The Supreme Court ruled unanimously Tuesday that companies must pay plant workers for the time it takes to change into protective clothing and walk to their work stations.
The case involved a plant now owned by Springdale, Ark.-based Tyson Foods Inc.
The issue was one of two that justices settled in a pair of unanimous decisions, the first rulings under the leadership of Chief Justice John Roberts in the new fall term. Roberts did not write either one.
In a defeat for business, the court said that while employers aren't required to pay workers for time spent changing clothes, they must pay for the donning of "integral" gear and the time it takes workers to then walk to the production area.
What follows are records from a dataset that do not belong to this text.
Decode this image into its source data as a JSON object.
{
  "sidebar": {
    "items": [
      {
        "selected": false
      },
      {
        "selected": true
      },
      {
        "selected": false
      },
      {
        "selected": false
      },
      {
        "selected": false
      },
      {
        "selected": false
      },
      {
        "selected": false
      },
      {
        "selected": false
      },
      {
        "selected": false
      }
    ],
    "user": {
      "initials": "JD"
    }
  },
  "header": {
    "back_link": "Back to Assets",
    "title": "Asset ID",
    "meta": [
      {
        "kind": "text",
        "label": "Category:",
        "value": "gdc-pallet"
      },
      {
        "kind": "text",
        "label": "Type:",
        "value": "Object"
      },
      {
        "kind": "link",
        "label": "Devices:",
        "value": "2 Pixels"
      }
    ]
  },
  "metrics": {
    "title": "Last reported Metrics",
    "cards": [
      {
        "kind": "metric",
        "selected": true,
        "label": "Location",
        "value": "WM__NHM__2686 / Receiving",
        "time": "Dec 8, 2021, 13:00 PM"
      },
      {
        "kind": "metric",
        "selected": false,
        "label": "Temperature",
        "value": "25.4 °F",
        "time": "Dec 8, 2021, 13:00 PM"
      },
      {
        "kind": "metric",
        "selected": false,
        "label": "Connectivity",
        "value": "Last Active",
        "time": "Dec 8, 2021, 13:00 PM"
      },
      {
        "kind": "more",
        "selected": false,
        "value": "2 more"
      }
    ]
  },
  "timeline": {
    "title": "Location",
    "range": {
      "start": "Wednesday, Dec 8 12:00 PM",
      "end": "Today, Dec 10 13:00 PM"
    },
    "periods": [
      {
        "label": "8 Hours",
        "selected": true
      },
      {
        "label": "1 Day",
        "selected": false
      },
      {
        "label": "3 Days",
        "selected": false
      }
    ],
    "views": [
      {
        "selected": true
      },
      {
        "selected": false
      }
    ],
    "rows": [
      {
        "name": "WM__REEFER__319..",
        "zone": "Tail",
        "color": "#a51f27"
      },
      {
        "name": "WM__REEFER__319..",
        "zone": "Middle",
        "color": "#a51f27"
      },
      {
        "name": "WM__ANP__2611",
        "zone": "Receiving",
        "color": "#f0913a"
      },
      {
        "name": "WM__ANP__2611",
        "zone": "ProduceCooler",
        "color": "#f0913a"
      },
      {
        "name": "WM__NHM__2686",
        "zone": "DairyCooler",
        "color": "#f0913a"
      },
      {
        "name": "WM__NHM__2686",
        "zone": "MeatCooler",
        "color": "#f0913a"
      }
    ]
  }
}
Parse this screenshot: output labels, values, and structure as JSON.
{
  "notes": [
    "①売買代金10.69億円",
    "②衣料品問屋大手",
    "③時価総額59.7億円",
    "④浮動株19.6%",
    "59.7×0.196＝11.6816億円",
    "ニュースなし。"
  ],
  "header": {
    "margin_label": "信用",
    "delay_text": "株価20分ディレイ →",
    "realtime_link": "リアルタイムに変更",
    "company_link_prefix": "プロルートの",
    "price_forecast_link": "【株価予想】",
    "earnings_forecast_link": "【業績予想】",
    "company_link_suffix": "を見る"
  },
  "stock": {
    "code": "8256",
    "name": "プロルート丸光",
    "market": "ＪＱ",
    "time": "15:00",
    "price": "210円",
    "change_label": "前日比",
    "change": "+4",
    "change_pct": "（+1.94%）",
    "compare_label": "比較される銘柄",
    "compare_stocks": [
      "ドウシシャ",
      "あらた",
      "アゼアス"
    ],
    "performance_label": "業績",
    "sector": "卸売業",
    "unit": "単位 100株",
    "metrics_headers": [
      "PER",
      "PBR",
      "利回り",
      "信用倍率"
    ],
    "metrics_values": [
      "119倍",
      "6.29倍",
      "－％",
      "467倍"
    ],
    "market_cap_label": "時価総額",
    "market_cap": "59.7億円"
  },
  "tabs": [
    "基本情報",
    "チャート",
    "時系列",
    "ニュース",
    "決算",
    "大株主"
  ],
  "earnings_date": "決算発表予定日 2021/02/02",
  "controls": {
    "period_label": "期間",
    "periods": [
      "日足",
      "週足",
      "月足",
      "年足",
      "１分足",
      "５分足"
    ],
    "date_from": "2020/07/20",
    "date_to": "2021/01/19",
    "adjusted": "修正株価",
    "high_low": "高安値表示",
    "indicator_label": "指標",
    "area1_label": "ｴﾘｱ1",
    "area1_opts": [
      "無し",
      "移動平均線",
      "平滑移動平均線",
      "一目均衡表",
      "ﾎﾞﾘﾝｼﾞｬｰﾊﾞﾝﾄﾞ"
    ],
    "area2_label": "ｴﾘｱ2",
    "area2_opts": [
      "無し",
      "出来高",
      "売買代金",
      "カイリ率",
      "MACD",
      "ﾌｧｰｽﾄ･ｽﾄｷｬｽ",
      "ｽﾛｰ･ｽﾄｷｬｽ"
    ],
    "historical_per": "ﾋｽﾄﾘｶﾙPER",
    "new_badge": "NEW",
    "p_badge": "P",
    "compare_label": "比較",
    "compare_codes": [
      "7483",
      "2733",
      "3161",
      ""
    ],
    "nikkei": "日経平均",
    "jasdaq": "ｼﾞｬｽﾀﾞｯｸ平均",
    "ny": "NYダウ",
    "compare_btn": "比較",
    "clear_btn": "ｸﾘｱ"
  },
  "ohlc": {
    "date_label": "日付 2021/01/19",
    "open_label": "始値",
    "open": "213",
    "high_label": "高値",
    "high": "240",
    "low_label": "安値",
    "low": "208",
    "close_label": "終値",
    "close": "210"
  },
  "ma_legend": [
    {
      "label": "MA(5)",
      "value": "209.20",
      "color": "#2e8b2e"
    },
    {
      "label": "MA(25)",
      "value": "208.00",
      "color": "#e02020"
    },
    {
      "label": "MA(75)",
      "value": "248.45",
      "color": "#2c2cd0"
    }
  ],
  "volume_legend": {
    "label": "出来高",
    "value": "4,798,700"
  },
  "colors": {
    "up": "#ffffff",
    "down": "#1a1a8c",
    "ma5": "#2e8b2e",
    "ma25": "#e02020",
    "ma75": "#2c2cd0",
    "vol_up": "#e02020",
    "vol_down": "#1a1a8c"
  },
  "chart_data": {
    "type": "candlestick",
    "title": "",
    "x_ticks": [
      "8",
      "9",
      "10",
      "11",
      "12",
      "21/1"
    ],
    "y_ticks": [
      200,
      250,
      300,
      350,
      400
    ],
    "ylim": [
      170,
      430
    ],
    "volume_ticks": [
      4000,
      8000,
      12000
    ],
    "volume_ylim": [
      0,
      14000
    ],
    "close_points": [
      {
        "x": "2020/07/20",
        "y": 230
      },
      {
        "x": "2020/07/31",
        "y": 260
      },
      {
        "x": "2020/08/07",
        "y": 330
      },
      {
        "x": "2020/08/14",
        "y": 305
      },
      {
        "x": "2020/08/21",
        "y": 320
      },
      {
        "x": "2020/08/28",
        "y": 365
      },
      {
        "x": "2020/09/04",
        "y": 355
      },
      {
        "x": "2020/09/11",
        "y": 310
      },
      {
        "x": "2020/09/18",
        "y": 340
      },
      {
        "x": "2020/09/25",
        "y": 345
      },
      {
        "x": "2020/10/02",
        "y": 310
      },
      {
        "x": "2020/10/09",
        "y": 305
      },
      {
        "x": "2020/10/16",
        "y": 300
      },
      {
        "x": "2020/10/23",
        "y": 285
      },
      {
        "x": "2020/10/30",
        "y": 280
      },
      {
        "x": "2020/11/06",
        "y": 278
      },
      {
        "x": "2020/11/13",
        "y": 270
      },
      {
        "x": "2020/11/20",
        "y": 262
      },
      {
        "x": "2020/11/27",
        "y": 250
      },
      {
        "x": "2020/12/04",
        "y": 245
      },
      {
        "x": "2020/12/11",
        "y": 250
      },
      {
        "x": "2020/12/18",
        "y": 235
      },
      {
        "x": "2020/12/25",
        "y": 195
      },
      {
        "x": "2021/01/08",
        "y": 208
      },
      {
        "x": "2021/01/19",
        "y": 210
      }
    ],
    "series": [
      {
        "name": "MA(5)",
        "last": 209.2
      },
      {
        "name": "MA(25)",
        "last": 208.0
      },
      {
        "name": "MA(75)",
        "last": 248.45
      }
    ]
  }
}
The court, in a ruling by Justice John Paul Stevens, upheld a decision of the 9th U.S. Circuit Court of Appeals in favor of workers at a Tyson Fresh Meats processing plant in Pasco, Wash.
The ruling that was upheld ordered the Tyson plant, formerly owned by IBP Inc., to pay $3.1 million to 815 workers in Pasco, Wash., for the time spent dressing.
In a second ruling, the justices said the 9th U.S. Circuit Court of Appeals should reconsider whether federal officials can be sued for negligence over an accident in an Arizona copper mine.
Justice Stephen Breyer, writing that opinion, said the appeals court ruled too broadly in allowing the lawsuit by two men who were seriously injured in 2000 when a nine-ton rock slab fell from the ceiling of the Mission Underground Mine.